Toyota increased their share of FHI to 16.5% in July of 2008. Subsequently, Toyota and Subaru jointly developed the Toyota 86, first sold in January 2012 as the Subaru BRZ and by Toyota under various names.
Some of the advertising slogans Subaru has used in the past include “Inexpensive, and built to stay that way” (USA 1970s – early 1980s), “The World’s Favourite Four Wheel Drive” (in the UK), “Plus on y pense, plus on a le gout de la conduire” (Literally: “The more one thinks, the more one has the taste (or desire, impulse, drive) of driving it”) in French Quebec, “We built our reputation by building a better car”, “What to Drive”, “The Beauty of All-Wheel Drive”, “Driven by What’s Inside”, “Think, Feel, Drive”, “Love. It’s what makes Subaru, a Subaru” (USA early 2010s) and currently “Confidence in Motion” in North America, “All 4 The Driver” in Australia, and “Uncommon Engineering, Uncommon Stability, Uncommon Roadholding, Uncommon Sense” in the UK and “Technology that gives you Confidence in Motion” in Southeast Asia.

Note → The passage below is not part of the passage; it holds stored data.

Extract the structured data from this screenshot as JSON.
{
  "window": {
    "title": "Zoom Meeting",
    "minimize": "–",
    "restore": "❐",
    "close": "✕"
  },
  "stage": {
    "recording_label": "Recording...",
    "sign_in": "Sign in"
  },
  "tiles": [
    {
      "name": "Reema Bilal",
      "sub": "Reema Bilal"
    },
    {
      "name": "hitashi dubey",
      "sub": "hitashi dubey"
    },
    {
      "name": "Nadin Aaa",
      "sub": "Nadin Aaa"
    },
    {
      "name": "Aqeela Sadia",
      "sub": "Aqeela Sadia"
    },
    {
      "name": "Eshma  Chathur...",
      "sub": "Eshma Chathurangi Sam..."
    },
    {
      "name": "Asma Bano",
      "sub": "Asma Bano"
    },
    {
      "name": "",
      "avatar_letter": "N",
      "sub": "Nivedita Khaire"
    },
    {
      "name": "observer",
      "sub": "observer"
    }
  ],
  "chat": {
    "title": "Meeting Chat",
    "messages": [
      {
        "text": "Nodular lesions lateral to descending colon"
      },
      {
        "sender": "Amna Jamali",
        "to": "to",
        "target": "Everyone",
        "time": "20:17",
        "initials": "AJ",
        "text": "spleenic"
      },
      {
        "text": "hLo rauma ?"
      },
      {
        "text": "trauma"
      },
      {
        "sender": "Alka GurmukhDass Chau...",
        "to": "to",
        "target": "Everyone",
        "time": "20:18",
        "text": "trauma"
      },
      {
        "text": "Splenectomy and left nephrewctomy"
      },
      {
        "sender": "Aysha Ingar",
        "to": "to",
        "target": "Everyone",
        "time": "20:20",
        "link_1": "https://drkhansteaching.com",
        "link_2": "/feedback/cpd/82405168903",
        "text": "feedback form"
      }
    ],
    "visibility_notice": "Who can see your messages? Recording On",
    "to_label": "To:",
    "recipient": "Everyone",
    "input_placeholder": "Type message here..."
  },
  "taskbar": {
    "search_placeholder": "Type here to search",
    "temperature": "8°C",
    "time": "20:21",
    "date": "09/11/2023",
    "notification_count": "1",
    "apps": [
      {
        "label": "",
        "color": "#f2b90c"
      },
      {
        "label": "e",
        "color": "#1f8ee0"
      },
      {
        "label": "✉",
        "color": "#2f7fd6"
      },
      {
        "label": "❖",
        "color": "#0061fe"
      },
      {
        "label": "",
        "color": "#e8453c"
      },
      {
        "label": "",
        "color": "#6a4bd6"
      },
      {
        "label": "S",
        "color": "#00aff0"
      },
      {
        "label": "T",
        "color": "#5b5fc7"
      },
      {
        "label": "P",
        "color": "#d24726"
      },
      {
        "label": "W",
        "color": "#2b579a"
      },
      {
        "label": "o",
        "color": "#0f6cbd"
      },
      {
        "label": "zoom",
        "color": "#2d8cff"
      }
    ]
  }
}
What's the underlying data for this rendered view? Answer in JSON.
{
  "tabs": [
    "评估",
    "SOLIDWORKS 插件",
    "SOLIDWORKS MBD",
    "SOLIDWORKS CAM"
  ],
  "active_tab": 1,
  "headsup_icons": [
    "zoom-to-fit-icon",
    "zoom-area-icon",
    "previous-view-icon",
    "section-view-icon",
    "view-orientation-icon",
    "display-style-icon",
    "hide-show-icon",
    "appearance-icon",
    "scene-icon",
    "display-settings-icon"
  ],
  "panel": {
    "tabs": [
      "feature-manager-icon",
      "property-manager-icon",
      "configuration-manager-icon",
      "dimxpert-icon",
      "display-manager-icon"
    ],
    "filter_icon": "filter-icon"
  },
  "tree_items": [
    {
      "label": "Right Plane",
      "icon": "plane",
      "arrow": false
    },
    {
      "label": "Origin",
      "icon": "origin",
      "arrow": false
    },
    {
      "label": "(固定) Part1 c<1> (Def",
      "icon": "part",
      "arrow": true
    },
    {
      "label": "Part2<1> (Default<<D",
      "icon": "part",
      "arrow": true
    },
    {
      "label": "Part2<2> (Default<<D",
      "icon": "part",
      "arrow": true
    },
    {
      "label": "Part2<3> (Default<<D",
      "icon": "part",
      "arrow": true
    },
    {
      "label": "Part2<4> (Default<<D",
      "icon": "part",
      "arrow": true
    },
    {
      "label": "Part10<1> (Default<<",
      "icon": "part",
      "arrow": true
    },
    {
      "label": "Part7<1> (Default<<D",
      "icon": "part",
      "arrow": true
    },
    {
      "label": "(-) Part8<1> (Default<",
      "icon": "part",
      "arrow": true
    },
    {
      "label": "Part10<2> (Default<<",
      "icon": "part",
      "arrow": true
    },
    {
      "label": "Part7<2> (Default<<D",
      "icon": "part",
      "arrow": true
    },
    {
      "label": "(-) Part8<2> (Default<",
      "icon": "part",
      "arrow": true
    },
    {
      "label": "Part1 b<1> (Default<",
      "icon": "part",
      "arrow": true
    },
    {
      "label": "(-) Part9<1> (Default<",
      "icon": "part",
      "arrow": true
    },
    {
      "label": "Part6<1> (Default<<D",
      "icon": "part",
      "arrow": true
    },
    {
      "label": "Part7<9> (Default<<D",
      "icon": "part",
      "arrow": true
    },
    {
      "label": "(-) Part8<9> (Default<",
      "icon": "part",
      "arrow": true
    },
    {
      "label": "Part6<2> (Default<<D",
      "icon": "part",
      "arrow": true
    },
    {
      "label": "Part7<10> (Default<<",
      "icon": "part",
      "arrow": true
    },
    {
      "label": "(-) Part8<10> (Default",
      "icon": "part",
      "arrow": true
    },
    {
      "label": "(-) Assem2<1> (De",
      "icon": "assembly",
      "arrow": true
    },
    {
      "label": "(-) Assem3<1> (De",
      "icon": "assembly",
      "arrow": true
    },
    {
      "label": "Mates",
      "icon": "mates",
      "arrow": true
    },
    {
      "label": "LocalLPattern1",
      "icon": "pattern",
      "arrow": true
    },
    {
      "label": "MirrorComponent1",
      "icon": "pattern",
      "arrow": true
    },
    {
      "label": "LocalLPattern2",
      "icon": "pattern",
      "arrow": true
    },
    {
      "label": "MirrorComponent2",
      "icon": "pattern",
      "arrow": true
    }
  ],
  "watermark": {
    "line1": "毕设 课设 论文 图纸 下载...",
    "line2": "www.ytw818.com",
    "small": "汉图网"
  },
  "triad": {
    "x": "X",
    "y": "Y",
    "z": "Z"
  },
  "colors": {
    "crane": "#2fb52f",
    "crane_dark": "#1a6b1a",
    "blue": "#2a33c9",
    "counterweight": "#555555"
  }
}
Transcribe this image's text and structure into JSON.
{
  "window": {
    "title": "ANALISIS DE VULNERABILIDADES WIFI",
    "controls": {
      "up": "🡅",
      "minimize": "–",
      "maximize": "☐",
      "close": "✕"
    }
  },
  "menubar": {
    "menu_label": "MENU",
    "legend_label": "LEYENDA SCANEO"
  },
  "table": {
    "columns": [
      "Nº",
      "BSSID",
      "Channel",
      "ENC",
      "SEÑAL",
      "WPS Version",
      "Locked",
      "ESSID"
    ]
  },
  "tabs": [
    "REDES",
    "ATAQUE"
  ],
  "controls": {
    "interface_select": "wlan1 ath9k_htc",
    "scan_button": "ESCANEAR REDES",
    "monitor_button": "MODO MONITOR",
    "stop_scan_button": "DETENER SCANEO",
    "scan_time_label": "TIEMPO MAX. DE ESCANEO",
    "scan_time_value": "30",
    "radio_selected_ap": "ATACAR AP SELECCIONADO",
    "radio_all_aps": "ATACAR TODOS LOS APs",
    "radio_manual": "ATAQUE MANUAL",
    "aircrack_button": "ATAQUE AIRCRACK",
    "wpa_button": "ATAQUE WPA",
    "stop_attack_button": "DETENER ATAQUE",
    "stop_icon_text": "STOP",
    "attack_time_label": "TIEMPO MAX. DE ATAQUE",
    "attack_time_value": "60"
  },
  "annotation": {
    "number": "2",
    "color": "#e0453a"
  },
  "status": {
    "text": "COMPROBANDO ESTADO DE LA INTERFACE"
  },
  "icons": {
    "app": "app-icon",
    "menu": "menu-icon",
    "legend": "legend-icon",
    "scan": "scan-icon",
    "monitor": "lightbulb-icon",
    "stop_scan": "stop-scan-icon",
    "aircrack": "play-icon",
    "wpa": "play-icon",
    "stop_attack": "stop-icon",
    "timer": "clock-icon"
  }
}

As a result of this[clarification needed] refocused advertising campaign, Subaru products began to attract a following among the young and educated, who saw the car as a practical alternative to the SUV craze. Subaru has historically been popular in the Northeastern United States as well as the Pacific Northwest. According to Automotive Lease Guide, Subaru ranked second place in vehicles that have the highest overall predicted resale values among all industry and all luxury vehicles for MY 2009. The awards are derived after carefully studying segment competition, historical vehicle performance and industry trends. According to a study done by J.D. Power and Associates for the 2008 Customer Retention Study, Subaru ranked at 50.5%, which was above the national average of 48%.
Hōkago no Pleiades (Original net animation)
Subaru launched an animation series Hōkago no Pleiades (放課後のプレアデス Hōkago no Pureadesu?, lit. ‘After School Pleiades’) developed jointly with Gainax. The 4-part mini episode series was released on YouTube on February 1, 2011. It featured a magical girl plot with Subaru as a leading protagonist.